Santa Maria del Fiore
Center of the religious life in Florence (as Piazza della Signoria was the center of political affairs) Piazza del Duomo ia an extraordinary set of polychrome marbles consisting of the Duomo (cathedral), the Campanile (belltower) and Battistero (baptistry), symbols of passage of Florentine Art from Middle Ages to Renaissance, when Florence was at the height of its economic power in Europe.

The Cathedral of Santa Maria del Fiore (St.Mary of the Flower) is one of the largest churches in the world and its name derives form the golden flower that pope Eugenio IV gave as gift to the city during the consecration cerimony. The church replaced the preexisting Romanic church os Santa Reparata, considered not able anymore to represent the power and importance of the city.

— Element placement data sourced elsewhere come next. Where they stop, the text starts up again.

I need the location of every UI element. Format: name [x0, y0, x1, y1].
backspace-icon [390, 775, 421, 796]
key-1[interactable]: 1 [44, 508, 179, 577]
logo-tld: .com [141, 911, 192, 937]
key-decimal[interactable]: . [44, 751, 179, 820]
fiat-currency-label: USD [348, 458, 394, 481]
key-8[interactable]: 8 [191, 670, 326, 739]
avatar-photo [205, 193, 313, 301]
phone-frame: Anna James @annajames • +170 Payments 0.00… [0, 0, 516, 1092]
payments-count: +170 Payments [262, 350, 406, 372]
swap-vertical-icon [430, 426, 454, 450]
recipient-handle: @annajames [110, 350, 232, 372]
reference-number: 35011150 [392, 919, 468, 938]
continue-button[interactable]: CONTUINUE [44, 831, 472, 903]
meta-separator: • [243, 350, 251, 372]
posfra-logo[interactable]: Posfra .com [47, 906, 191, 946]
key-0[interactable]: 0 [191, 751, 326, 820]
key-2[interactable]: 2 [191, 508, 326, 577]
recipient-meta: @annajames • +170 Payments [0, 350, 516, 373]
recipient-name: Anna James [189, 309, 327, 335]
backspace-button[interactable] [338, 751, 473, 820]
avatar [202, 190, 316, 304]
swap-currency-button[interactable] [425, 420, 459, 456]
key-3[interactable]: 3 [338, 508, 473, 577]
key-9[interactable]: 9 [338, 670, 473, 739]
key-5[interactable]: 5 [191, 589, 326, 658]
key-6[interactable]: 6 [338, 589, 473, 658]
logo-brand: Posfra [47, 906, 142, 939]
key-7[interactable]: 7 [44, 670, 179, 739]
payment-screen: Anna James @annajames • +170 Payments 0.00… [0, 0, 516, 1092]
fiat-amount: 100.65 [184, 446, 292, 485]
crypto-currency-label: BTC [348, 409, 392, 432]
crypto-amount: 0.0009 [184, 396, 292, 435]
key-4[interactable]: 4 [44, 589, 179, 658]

The construction lasted more than 150 years, since the first project by sculptor Arnolfo di Cambio in 1296, through the following integrations by Giotto, Andrea Pisano and Francesco Talenti, up to the consecration in 1436. The basic style is Gothic, but with a strong characterization by Florentine taste, fond of large volumes, straight lines and geometrical decorations. The current facade in neogothic style was built at the end of XIX century; the original facade by Arnolfo di Cambio, never completed, was destroyed during the XVI century.

The most original and important part of whole complex is the gigantic masonry dome, 91 meters high and 50 meters of base diameter, done by the architect Filippo Brunelleschi, father of Italian Renaissance with his studies on the principles of perspective applied to art, who enchanted his contemporaries with the audacious idea to built the cupola without traditional and expensive wood planking.

The interior of the church, differently from the sumptuous exterior, is instead sober and linear, nearly bare, in a purer Gothic style. It contains some important funerary monuments in stone, among which a tomb by Sienese sculptor Tino di Camaino, and in fresco by Andrea del Castagno and Paolo Uccello.

The interior of the dome shows a fresco of Giudizio Universale (the Last Judgement) begun by Vasari and completed by Federico Zuccari. The stained glass windows of the facade was executed following the drawings by Lorenzo Ghiberti.